The Africa Nutrition Report, launched on Friday in Abidjan, Ivory Coast also indicates that a growing number of children under five years old are overweight. The Report describes the current status in relation to six global nutrition targets that member states have committed to achieve by 2025, and underscores findings from the recently released Global Nutrition Report.
The nutrition targets call for a 40 percent reduction in the number of children under-five who are stunted, 50 percent reduction of anaemia in women of reproductive age, 30 percent reduction in low birth weight, no increase in childhood overweight, increasing the rate of exclusive breastfeeding to at least 50 percent and reducing wasting to less than 5 percent.
The Report, the first of its kind by WHO in the African region uses data from national surveys of forty-seven countries dating as far back as 2000, as well as joint malnutrition estimates published annually by UNICEF, WHO and the World Bank.

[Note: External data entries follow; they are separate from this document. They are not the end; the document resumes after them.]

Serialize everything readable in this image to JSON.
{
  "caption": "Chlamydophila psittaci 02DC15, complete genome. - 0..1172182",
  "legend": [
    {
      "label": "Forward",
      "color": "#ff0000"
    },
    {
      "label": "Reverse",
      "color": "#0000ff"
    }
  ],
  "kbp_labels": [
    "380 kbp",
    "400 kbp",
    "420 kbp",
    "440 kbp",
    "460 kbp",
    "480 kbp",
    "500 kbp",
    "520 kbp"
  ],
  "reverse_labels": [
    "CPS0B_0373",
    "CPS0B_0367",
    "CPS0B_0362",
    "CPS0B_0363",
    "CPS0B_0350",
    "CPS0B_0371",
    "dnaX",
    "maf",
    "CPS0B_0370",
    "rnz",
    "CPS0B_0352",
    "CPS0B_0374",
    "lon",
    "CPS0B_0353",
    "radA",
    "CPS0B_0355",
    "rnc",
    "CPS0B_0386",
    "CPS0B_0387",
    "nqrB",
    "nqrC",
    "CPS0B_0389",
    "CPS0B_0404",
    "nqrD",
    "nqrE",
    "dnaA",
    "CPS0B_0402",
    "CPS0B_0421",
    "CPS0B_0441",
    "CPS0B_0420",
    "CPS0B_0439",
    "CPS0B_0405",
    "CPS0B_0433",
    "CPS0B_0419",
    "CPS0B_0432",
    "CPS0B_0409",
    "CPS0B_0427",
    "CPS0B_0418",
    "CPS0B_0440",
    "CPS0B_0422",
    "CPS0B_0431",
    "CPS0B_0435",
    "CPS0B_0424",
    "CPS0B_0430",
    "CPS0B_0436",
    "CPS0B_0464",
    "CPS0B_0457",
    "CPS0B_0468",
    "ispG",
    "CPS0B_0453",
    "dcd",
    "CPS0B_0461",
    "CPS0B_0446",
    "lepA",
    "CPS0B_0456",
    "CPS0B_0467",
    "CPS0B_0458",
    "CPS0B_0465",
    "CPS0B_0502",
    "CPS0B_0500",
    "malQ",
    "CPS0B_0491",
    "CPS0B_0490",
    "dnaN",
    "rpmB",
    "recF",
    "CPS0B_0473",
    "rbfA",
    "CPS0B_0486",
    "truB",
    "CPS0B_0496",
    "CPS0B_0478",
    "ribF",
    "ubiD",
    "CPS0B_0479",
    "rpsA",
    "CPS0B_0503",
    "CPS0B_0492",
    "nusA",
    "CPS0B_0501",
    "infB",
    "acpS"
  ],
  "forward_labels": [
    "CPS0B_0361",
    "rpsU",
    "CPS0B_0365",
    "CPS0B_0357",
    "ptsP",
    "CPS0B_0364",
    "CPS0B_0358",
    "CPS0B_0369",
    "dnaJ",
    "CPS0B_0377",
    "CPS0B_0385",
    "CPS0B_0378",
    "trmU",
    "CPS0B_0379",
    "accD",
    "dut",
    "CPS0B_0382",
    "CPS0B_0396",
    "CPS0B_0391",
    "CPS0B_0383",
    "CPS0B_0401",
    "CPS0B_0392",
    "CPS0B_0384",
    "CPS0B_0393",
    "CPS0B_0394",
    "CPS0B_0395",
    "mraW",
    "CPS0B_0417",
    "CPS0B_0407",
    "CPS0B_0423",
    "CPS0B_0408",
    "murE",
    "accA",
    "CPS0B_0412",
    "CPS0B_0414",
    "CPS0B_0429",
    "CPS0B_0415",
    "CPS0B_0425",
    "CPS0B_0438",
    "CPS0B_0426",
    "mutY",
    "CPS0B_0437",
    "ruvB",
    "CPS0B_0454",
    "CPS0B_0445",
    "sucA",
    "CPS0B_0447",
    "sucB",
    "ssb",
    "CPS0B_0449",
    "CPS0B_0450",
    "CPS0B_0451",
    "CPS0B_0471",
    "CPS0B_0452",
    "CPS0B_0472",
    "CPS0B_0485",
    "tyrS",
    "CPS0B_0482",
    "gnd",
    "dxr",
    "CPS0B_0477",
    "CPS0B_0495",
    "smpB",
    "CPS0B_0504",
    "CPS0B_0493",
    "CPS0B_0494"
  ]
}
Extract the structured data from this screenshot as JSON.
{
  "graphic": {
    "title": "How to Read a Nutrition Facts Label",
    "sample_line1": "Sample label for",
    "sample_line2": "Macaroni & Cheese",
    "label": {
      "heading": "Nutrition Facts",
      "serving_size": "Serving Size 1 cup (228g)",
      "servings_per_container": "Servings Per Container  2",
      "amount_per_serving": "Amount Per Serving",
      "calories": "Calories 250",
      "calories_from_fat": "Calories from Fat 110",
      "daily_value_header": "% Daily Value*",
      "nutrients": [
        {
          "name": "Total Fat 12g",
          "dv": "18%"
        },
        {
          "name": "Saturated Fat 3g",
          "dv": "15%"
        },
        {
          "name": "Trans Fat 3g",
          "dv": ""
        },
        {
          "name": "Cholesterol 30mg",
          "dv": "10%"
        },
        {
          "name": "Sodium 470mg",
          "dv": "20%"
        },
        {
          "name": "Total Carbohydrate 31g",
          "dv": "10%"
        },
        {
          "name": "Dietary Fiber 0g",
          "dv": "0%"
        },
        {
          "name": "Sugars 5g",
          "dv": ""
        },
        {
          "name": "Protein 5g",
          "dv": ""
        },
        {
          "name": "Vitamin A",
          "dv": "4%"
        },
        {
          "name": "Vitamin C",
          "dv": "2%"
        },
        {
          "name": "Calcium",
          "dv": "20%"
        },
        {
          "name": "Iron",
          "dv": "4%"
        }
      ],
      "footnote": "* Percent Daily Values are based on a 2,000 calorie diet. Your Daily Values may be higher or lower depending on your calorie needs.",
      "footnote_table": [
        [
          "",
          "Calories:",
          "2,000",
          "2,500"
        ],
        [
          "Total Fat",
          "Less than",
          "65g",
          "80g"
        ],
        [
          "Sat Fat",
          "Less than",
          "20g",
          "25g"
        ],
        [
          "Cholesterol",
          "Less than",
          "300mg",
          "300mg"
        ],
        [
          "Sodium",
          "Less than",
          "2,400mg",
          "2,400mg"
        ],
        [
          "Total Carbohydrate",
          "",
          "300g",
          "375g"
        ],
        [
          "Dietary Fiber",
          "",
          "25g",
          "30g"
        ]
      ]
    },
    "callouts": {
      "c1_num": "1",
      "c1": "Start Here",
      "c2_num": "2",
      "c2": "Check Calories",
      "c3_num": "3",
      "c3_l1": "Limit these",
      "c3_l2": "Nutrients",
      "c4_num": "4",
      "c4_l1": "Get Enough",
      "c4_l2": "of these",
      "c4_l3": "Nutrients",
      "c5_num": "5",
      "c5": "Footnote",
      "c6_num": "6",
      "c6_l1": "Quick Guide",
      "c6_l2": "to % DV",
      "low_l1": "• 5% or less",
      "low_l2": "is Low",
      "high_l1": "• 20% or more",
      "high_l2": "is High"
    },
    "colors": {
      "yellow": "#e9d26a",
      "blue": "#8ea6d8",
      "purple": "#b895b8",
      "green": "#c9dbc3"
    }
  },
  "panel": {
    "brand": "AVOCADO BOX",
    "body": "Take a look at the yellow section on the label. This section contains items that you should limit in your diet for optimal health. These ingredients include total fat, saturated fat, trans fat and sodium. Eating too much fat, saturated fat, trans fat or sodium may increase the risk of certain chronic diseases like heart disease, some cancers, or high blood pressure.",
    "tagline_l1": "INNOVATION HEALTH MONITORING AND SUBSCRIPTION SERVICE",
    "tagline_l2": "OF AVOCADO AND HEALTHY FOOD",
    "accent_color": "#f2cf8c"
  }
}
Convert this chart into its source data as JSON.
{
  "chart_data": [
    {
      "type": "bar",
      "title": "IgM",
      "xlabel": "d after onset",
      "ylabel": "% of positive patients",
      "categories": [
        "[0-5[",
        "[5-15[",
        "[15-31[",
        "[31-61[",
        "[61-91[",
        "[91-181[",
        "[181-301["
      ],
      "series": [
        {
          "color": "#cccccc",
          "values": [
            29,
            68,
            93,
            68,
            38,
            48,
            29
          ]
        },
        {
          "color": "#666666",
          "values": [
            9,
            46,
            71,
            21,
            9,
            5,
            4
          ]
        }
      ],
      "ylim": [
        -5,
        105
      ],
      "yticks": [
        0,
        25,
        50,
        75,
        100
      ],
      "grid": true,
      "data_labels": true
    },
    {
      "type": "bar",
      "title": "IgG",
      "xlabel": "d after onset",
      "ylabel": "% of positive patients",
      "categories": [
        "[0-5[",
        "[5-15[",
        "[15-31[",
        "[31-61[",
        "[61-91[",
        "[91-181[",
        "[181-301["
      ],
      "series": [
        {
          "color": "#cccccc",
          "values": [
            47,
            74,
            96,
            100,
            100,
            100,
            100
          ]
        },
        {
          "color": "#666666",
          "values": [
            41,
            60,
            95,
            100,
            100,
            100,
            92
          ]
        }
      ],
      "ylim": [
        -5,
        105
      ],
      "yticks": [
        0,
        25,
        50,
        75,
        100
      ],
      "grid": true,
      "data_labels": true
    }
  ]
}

It raises the alarm on critical gaps in the nutrition data available across the countries. For 19 out of the 47 countries, the ‘current’ nutrition data reflects the situation in 2012 or earlier. In two countries, the most recent surveys pre-date 2000.
According to the WHO Regional Director for Africa Dr Matshidiso Moeti, “The numbers and trends highlighted in the report show that we need to work harder to avoid the long-term consequences of malnutrition and poor health on our children’s future prosperity, including the increased risk of diet-related noncommunicable diseases such as diabetes and hypertension.” She added that the Report underscores the need to work harder on collecting and using accurate data given that nutrition information available for most countries is more than five years old, and the use of routine data for nutrition monitoring is extremely limited.
The Report points out that while the prevalence of stunting decreased between 2000 and 2016, the absolute numbers of stunted children are in fact increasing: from 50.4 million in 2000 to 58.5 million in 2016. Stunting, or impaired growth and development happens when children experience poor nutrition, disease and lack of psychosocial stimulation. It typically occurs before a child reaches the age of two, and the long-term consequences include poor school performance, low adult wages, lost productivity and increased risk of nutrition-related chronic diseases in adults.
Lead author of the Report, Dr. Adelheid Onyango, who is WHO Africa’s Adviser for Nutrition, says while overweight rates in children might still be low, the proportion and numbers are increasing in all age groups. Among adults for example, overweight, including obesity, affects about one in three women, with rates of over 40 percent in Gabon, Ghana and Lesotho.
According to Dr Felicitas Zawaira, Director of WHO-AFRO’s Family and Reproductive Health, Malnutrition, beyond its obvious physical and development impacts also harms economic growth: worldwide, between 3 to 16 percent of GDP is lost annually due to stunting alone.
Wasting, or low-weight compared to the height of a child, is a strong predictor of mortality among children under five. The Report finds that many countries in the African region still have wasting rates above the target of 5 percent or below, and persistent famine, flooding, and civil crises in some countries pose enduring challenges to meeting the target. Only 17 countries have so-called “acceptable” levels of wasting, below 5 percent, while 19 have poor prevalence (5 to 9 percent). Six countries have rates between 10 to 14 percent, representing a serious public health emergency, and three countries exceed the 15 percent critical public health emergency threshold (Eritrea 15.3 percent, Niger 18.7 percent, and South Sudan 22.7 percent).
Joint UNICEF, WHO and World Bank 2016 estimates show that the number of overweight children in Africa increased by more than 50 percent between 2000 and 2015. The Report found that 24 countries have rates between 3 and 10 percent; above this range are Algeria (12.4 percent), Botswana (11.2 percent), Comoros (10.9 percent), Seychelles (10.2 percent), and South Africa (10.9 percent).
“African Governments can, and should, take measures to prevent and reduce undernutrition by creating favourable environments for improved infant and young child feeding, improved water supplies and sanitation, and offering healthier foods in schools among other measures,” said Dr Francesco Branca, Director of the Nutrition Department at the WHO Headquarters in Geneva. Dr Branca emphasized the need to reduce consumption of refined carbohydrates and foods high in sugars and fat, which can be achieved by making sugary drinks less affordable and less appealing through taxation, labelling, and changing marketing practices.